Boston's North End in 1974. Jane Jacobs famously praised the North End as an example of "unslumming:" a neighborhood that had incrementally improved and revitalized itself without large-scale redevelopment. (Source: City of Boston Archives.)

What's the Problem That Urbanism is Trying To Solve?

If you think that urbanism is trying to solve the problem of a lack of places with traditional urban form—places which are financially productive, human-scaled, walkable and all the other things that urbanism does well—then the solution is simple: build more such places. As a bonus, this will also alleviate a key cause of gentrification: the upward rent pressure on existing walkable areas that are in high demand because of the scarcity of such environments after half a century of suburbanization.

If you think the problem is a lack of investment in urban places, then the solution is simple: more investment.

But cities are complex, and not all investment is created equal. A major reason anti-gentrification activists and tenants' rights activists are so hesitant to embrace the cause of redevelopment is because so much of the urbanist community seems indifferent to questions of equity, and uninterested in grappling with the deep history of who has profited at the expense of whom. We haven't proven ourselves trustworthy allies.

If urbanists want a renaissance of inner-city neighborhoods, and want those neighborhoods as their allies in calling for one, they should be advocating policies that really transfer capital and control from the big guy to the little guy—that give the people who stuck it out through the lean years a controlling stake in their neighborhoods' rebirth.

In my next and final article in this series, I'll go into detail on such policies—outlining a "gentrification-proofing" agenda that achieves the goals of urbanism in a better way than simply upzoning and removing regulatory barriers to development would do so.

The Dudley Street Neighborhood Initiative has used a land-trust model to preserve a working-class neighborhood in modern-day Boston. Image Source: Google.

In my mind, this agenda would be a combination of some of the best ideas that urbanist thinkers have to offer with the best ideas that community developers and tenants' rights advocates have to offer. From urbanists, we get policies that can reduce the barriers to entry for incremental and small-scale developers and make more "bootstrapping" opportunities in neighborhoods for resourceful would-be revitalizers. From community advocates, we get such things as hybrid ownership models like land trusts and co-ops, which can allow a broader range of people to have a direct financial stake in the success of the place they live, and to prosper as their neighborhood prospers.

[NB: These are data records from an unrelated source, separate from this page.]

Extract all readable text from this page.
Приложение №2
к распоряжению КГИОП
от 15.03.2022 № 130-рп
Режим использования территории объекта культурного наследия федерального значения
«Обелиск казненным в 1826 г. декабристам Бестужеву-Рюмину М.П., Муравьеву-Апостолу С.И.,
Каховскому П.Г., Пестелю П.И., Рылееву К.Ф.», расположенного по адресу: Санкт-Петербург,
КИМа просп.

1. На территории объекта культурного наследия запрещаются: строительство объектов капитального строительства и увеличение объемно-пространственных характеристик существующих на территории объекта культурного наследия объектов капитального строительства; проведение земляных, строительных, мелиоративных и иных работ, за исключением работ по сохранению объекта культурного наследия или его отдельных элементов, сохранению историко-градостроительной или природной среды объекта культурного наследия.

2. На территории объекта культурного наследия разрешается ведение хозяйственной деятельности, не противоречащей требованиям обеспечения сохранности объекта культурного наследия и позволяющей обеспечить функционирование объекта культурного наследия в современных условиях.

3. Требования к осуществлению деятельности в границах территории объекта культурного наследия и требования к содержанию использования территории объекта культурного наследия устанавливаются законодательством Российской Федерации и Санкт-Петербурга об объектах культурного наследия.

The fact that most neighborhoods in poverty aren't yet rebounding out of poverty—that there isn’t a flood of redevelopment in places like North Minneapolis yet—is all the more reason to deal with these issues now. If we can do that, we will enable our neighborhoods to be resilient over the long-term—not just momentarily overflowing with big investment dollars that will move on when they see the next shiny object ahead. If we do that, we will be building strong towns.